The results in the first stage of the study with respect to agentic terms comes closer to supporting the expectations of the study’s authors. Both male and female writers are more likely to use agentic adjectives when describing male applicants than when they are describing female applicants. There is no statistically significant difference between this propensity in male and female letter writers. In contrast, while male writers are more likely to use an agentic orientation while describing male applicants than when they are describing female applicants, there is no such propensity in female letter writers. In other words, we would need to imagine a theory that says “male letter writers should be more prone to this bias than women” or one that says “both genders are equally prone to this bias.” But its hard to imagine a theory that would embrace both of these simultaneously, which means either line three or line four of the above table constitutes disconfirming evidence. If the story is that letter writers are more likely to recognize agentic properties in men than they are in women, even when they are equally present in both (it seems to me something like this has to be the case if we are going to call the difference in language used to describe men and women “bias”) then its curious that only male letter writers are subject to this bias in terms of agentic orientation, but both male and female letter writers are subject to this bias in terms of agentic adjectives. In sum, there is some evidence that women are less likely to be described in agentic terms.

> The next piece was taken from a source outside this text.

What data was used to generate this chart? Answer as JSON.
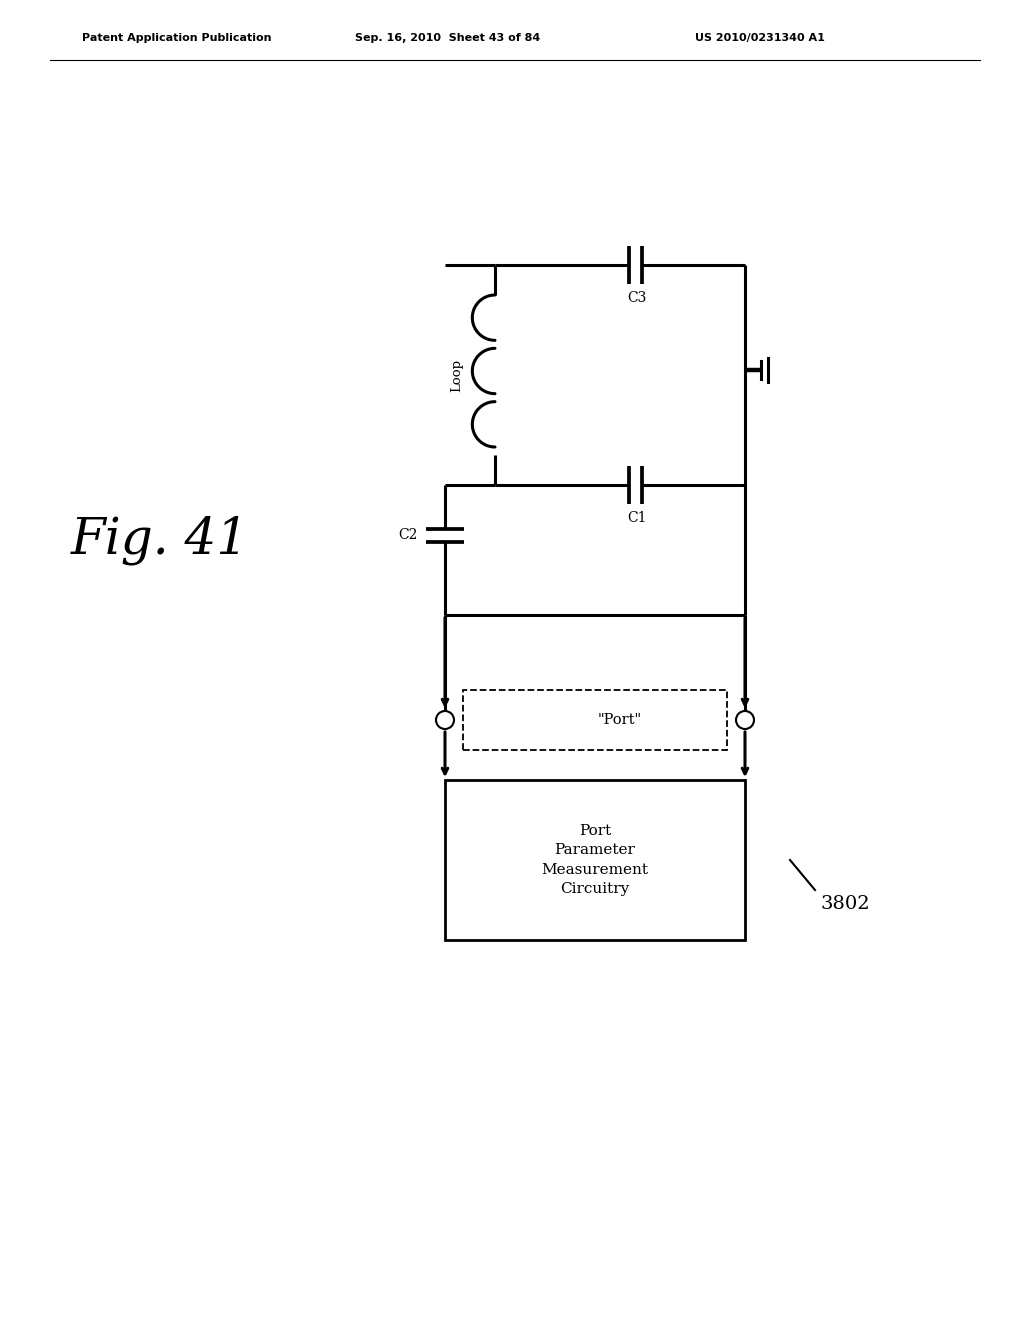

But the authors find, in stage two of their study that there no evidence of a statistically significant relationship between being describe in agentic terms and the applicants assessed hireability. Rather, there is a statistically significant relationship between being described in social terms and hireability, but the above analysis of the first stage project showed that there is no evidence that women are more likely to be described in social terms. Thus, the kind of bias found in letters is found to have no effect on hireability and the factors that influence hireability do not appear to be allocated across the genders in a biased way.

Of course, the absence of clear evidence of gender bias in this study does not mean that such bias does not exist. It just suggests that our belief in such bias should not be dramatically influenced by this study. Furthermore, the results of the study in question may not generalize outside of psychology – a field where women have made greater in roads than perhaps any other academic field. So, the situation may be as bad as we suspect in other fields. Similarly, this is not to say that there are not other sources of gender bias at work in academic hiring. The point here is to suggest that the results presented in the study in question are not as clear cut as they have been frequently interpreted to be. I suppose a further lesson is that trumpeting new scientific results after having read only a lay person’s summary of the original study is problematic.